In low-risk gestational trophoblastic neoplasia (GTN) patients, a predictive marker for early identification of methotrexate (MTX) resistance would be useful. We previously demonstrated that kinetic modelling of human chorionic gonadotrophin (hCG) measurements could provide such a marker. Here we validate this approach in a large independent patient cohort.

Serum hCG measurements of 800 low-risk GTN patients treated with MTX were analysed. The cohort was divided into Model and Test data sets. hCG kinetics were described from initial treatment day to day 50 using: '(hCG(time))=hCG0*exp(-k*time)+hCGres', where hCGres is the modelled residual production, hCG0 is the baseline hCG level, and k is the rate constant. HCGres-predictive value was investigated against previously reported predictors of MTX resistance.

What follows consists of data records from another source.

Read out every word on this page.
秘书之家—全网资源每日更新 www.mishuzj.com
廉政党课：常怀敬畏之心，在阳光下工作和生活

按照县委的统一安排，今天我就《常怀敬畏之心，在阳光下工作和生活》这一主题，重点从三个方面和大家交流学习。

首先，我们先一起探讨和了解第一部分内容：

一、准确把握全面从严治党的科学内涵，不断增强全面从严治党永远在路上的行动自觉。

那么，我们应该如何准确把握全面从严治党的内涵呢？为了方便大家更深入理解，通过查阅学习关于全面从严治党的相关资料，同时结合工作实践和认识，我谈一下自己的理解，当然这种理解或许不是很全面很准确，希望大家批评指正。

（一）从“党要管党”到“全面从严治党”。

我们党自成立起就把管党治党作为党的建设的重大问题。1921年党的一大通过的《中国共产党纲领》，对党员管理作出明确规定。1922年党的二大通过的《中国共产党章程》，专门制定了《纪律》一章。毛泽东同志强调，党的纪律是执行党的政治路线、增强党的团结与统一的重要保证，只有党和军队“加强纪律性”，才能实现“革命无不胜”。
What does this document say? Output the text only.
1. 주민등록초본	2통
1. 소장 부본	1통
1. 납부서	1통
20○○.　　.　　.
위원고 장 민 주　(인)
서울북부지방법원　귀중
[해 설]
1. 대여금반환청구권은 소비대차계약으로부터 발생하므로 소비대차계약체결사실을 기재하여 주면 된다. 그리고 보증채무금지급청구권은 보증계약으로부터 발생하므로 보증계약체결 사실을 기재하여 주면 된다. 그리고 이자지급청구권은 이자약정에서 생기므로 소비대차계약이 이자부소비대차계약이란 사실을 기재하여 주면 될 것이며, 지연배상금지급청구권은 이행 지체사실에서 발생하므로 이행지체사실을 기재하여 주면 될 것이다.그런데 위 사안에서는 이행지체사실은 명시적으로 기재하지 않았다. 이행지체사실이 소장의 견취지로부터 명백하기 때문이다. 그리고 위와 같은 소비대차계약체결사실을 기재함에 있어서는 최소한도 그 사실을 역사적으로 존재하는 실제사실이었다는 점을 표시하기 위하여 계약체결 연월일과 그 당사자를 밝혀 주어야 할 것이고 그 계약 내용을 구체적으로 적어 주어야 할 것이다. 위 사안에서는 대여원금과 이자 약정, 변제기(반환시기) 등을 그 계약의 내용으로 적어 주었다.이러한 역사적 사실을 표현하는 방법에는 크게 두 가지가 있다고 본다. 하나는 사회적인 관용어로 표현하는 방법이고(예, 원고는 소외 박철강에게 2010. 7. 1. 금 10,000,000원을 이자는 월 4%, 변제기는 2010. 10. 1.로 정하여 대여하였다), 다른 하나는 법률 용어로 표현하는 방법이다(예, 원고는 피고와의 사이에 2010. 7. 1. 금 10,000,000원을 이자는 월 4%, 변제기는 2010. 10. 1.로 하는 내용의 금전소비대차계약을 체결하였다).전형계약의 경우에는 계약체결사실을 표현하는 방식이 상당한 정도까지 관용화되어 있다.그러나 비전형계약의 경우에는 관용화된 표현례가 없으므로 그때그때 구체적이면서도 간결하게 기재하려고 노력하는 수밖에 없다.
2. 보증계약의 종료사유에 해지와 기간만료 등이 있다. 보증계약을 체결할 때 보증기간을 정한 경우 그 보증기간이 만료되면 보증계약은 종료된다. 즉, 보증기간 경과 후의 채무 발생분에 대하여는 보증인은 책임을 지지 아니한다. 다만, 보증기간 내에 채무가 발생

Declining hCG measurements were well fitted by the model. The best discriminator of MTX resistance in the Model data set was hCGres, categorised by an optimal cut-off value of >20.44 IU l(-1): receiver-operating characteristic (ROC) area under the curve (AUC)=0.87; Se=0.91; Sp=0.83. The predictive value of hCGres was reproducible using the Test data set: ROC AUC=0.87; Se=0.88; Sp=0.86. Multivariate analyses revealed hCGres as a better predictor of MTX resistance (HR=1.01, P<0.0001) and MTX failure-free survival (HR=13.25, P<0.0001) than other reported predictive factors.

hCGres, a modelled kinetic parameter calculated after fully dosed three MTX cycles, has a reproducible value for identifying patients with MTX resistance.